The American popularity of bicycles originated in Boston, which held the first U.S. bicycle race on May 24, 1878. In 1883, Abbot Bassett of Chelsea set out on the first recorded 100 mile bike ride, meandering on an adult tricycle along the North Shore to Ipswich and back home.
George Chinn of the Beverly Citizen and Marblehead Messenger published the Essex County Wheelman’s Handbook, providing cycling routes, maps and lists of local hotels and bicycle clubs. The magazine noted that Ipswich Roads “have the reputation of being the best in the county.” They currently have the reputation of being the worst.
In 1886 Boston businessman Pope introduced the Columbia Safety, a modern two wheel “safety” bicycle, priced at over $100 apiece, which enabled a cyclist from Newton to ride round-trip to Ipswich on the Newburyport Turnpike (Rt. 1) in 9 hours 50 minutes, setting a new record for a 100 mile ride. Pope advertised his bikes in a Boston publication called “The Wheelmen” and by 1890 the city had become the home of “Bicycle Fever”.
The bicycle was a freedom machine, enabling people who had never traveled far from home to ride dozens of miles in a day. Bicyclists filled the roads, wearing their finest cycling clothes while perched on the status symbol of the era. The bicycle was the fastest vehicle on the road, and The Boston Daily Globe began promoting races and social events throughout the area.

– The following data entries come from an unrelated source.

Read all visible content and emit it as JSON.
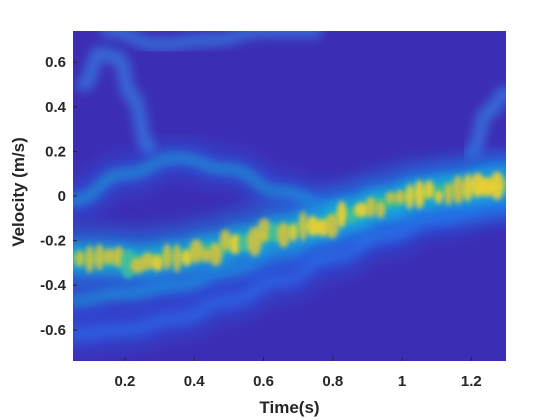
{
  "chart_data": {
    "type": "heatmap",
    "title": "",
    "xlabel": "Time(s)",
    "ylabel": "Velocity (m/s)",
    "xlim": [
      0.05,
      1.3
    ],
    "ylim": [
      -0.74,
      0.74
    ],
    "xticks": [
      0.2,
      0.4,
      0.6,
      0.8,
      1,
      1.2
    ],
    "xtick_labels": [
      "0.2",
      "0.4",
      "0.6",
      "0.8",
      "1",
      "1.2"
    ],
    "yticks": [
      -0.6,
      -0.4,
      -0.2,
      0,
      0.2,
      0.4,
      0.6
    ],
    "ytick_labels": [
      "-0.6",
      "-0.4",
      "-0.2",
      "0",
      "0.2",
      "0.4",
      "0.6"
    ],
    "colormap": "parula",
    "background_color": "#3c2eb4",
    "grid": false,
    "ridge": {
      "description": "dominant velocity track (intensity peak)",
      "time": [
        0.05,
        0.15,
        0.25,
        0.35,
        0.45,
        0.55,
        0.65,
        0.75,
        0.85,
        0.95,
        1.05,
        1.15,
        1.3
      ],
      "velocity": [
        -0.28,
        -0.28,
        -0.29,
        -0.27,
        -0.24,
        -0.2,
        -0.16,
        -0.13,
        -0.08,
        -0.03,
        0.01,
        0.03,
        0.05
      ],
      "intensity": [
        0.78,
        0.8,
        0.74,
        0.82,
        0.8,
        0.7,
        0.72,
        0.8,
        0.76,
        0.82,
        0.9,
        0.85,
        0.8
      ]
    },
    "secondary_bands": [
      {
        "time": [
          0.05,
          0.2,
          0.35,
          0.5,
          0.65,
          0.8,
          0.95,
          1.1,
          1.3
        ],
        "velocity": [
          -0.47,
          -0.44,
          -0.4,
          -0.33,
          -0.25,
          -0.16,
          -0.09,
          -0.04,
          0.0
        ],
        "intensity": [
          0.4,
          0.45,
          0.5,
          0.45,
          0.4,
          0.38,
          0.35,
          0.32,
          0.3
        ]
      },
      {
        "time": [
          0.05,
          0.2,
          0.35,
          0.5,
          0.65,
          0.8,
          0.95,
          1.1,
          1.3
        ],
        "velocity": [
          -0.62,
          -0.6,
          -0.55,
          -0.47,
          -0.38,
          -0.28,
          -0.18,
          -0.1,
          -0.04
        ],
        "intensity": [
          0.3,
          0.35,
          0.35,
          0.3,
          0.28,
          0.25,
          0.22,
          0.2,
          0.2
        ]
      },
      {
        "time": [
          0.05,
          0.2,
          0.35,
          0.5,
          0.65,
          0.8,
          0.95,
          1.1,
          1.3
        ],
        "velocity": [
          -0.02,
          0.1,
          0.17,
          0.12,
          0.02,
          -0.05,
          -0.02,
          0.05,
          0.12
        ],
        "intensity": [
          0.32,
          0.38,
          0.45,
          0.42,
          0.38,
          0.3,
          0.3,
          0.32,
          0.35
        ]
      }
    ],
    "arcs": [
      {
        "time": [
          0.08,
          0.13,
          0.18,
          0.22,
          0.27
        ],
        "velocity": [
          0.5,
          0.64,
          0.62,
          0.45,
          0.22
        ],
        "intensity": 0.3
      },
      {
        "time": [
          1.2,
          1.25,
          1.3
        ],
        "velocity": [
          0.2,
          0.38,
          0.46
        ],
        "intensity": 0.3
      },
      {
        "time": [
          0.15,
          0.3,
          0.45,
          0.6,
          0.75
        ],
        "velocity": [
          0.74,
          0.68,
          0.7,
          0.74,
          0.74
        ],
        "intensity": 0.25
      }
    ]
  }
}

The photograph on the right shows sisters Flora and Susie Baker on a “Sociable”, a two-wheeled tandem bike with side-by-side seats and handlebars, convenient for courting (if you survived). The photo is courtesy of the Ipswich Historical Society
North Shore tricycle tours took women to Gloucester, Ipswich, Essex and Newburyport accompanied by men on bicycles or together on tandem tricycles. Despite enduring public rage, women began riding from home to work, and by the mid 1890’s two million American women owned or used bicycles.
In 1895, Boston’s Annie Londonderry became the first woman to bicycle around the world.

Arthur R. Lord grew up in the late 19th Century in a house at the corner of County Rd. and Waldingfield Rd., known at the time as “Underhill’s Corner.” The house was later moved to another location by the Tuckerman family. He wrote in his memoirs:
“Cycle Clubs of Boston staged “Century Runs” on summer Sundays. Sometimes one of these passed through Ipswich, en route to Newburyport, in the morning and again returning. In the morning I was in church but in the afternoon I saw all those beautiful “bikes” tooling merrily past our corner. My brother had a “big wheeler” a bicycle with a huge wheel in front and a tiny one trailing behind. I learned to ride it by mounting from the top of a wall, hitting each pedal a lick when it ros e within reach and continuing until the machine finally 15 deposited me in the ditch. My younger sister also mastered it to the same degree. But it was nothing like those sleek bicycles that I saw on Sundays.”


At the end of the century, Albert Pope turned his attention toward production of an electric automobile. Henry Ford began mass-production of the Model T in 1908 and soon thousands were being sold each day at the irresistibly low price of $240. The Newburyport Turnpike (Rt. 1) was paved in 1922 and Congress authorized massive paving of roads under Roosevelt’s Civilian Conservation Corps (CCC). By 1930 Ipswich citizens began the commute by automobile to Boston for work, leaving little time for what now were considered children’s toys. Ironically, the bicycle fed our insatiable appetite for travel, independence and faster mechanized transport. American’s love affair with the automobile began and with it came an end to cycling’s “Golden Age,” and bicycles became toys for children.
“Despite enduring public rage”
Why? What is it about cycling causes this reaction? A modern form of witches flying around on brooms?
Ipswich has a reputation for having the worst roads? Since when?